Он попытался встать, но вместо ног у него оказались обледенелые подпорки, которые все время разъезжались, и к тому же его снова настиг приступ кашля, скрутивший судорогой тело. Откашлявшись, Ахабьев сплюнул в снег. Не кровью — вот и слава богу, подумал он, усаживаясь на промерзшую землю и пытаясь закоченевшими пальцами распутать шнурки ботинок. Не тут-то было. Пришлось вытаскивать нож. Разрезанные шнурки напоминали дохлых червяков…
Ботинки он стянул сравнительно легко; с носками пришлось повозиться. Резать или рвать их он не хотел, но шерстяная ткань, покрывшаяся коркой льда, стала похожа на картон.
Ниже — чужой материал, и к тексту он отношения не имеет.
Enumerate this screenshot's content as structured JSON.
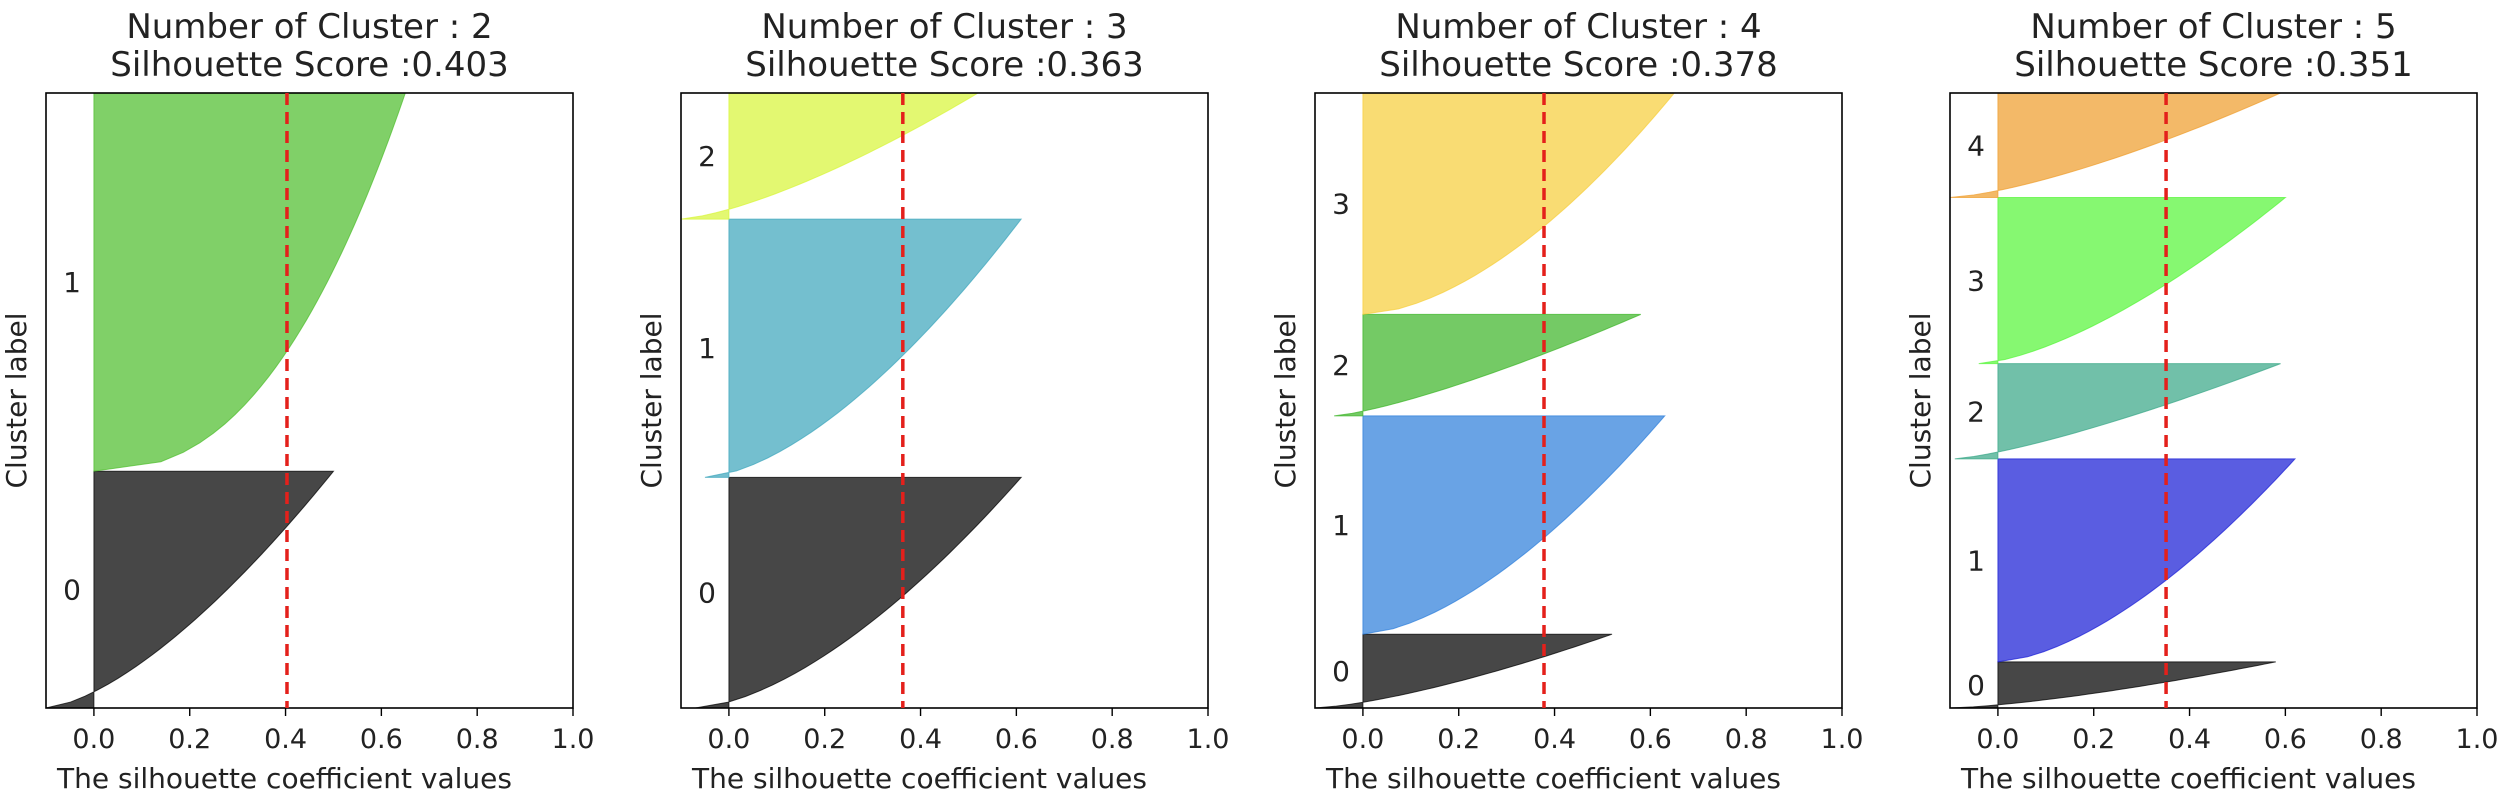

Наконец, он сбросил отвердевшие носки и осмотрел свои ступни. Пальцы ног не слушались совсем, а ногти приобрели голубоватый оттенок. Дурной признак, озабоченно подумал он, ущипнув себя за ногу и не почувствовав никакой боли. Очень дурной…
Ахабьев отцепил от пояса флягу, свернул колпачок и поднес ее ко рту. Запах спирта ударил в ноздри, и горлышко выбило дробь по зубам. Ахабьев сделал глоток. Спирт обжег горло, и в ушах зашумело. Но хоть кашель не начался… Ахабьев плеснул спиртом на ладонь и начал растирать ступни. Через минуту-другую чувствительность начала возвращаться, и едва не заорал от боли, но сцепил зубы, сощурился и продолжил болезненную процедуру. Израсходовав полфляги спирта, Ахабьев снова обрел контроль над своими ногами. Он подобрал носки, отбил лед, размял их и натянул на обоженные спиртом ступни. А вот ботинки не пожелали налезать обратно, и Ахабьеву пришлось слегка разрезать голенища.
Встать он смог, только держась за дерево. Правую ногу чуть ниже колена кололо тысячью мелких иголок, и он не мог перенести на нее вес. Мне нужен костыль, подумал он. Жалко, что я отрезал приклад и ствол у ружья…
Вспомнив о ружье, он нагнулся за обрезом. Стволы были забиты снегом, и влажные на ощупь патроны не внушали доверия. Он выбросил их, поискал в карманах сравнительно сухую пару красных цилиндриков и перезарядил обрез. Чисто механически: теперь все это уже не имело смысла. Охота кончилась. Как и полнолуние.
Зверю снова удалось улизнуть… Но Ахабьев смог свести счеты — и это было уже немало. В конце концов, Зверь никуда не денется. Будут и другие охоты, не так ли?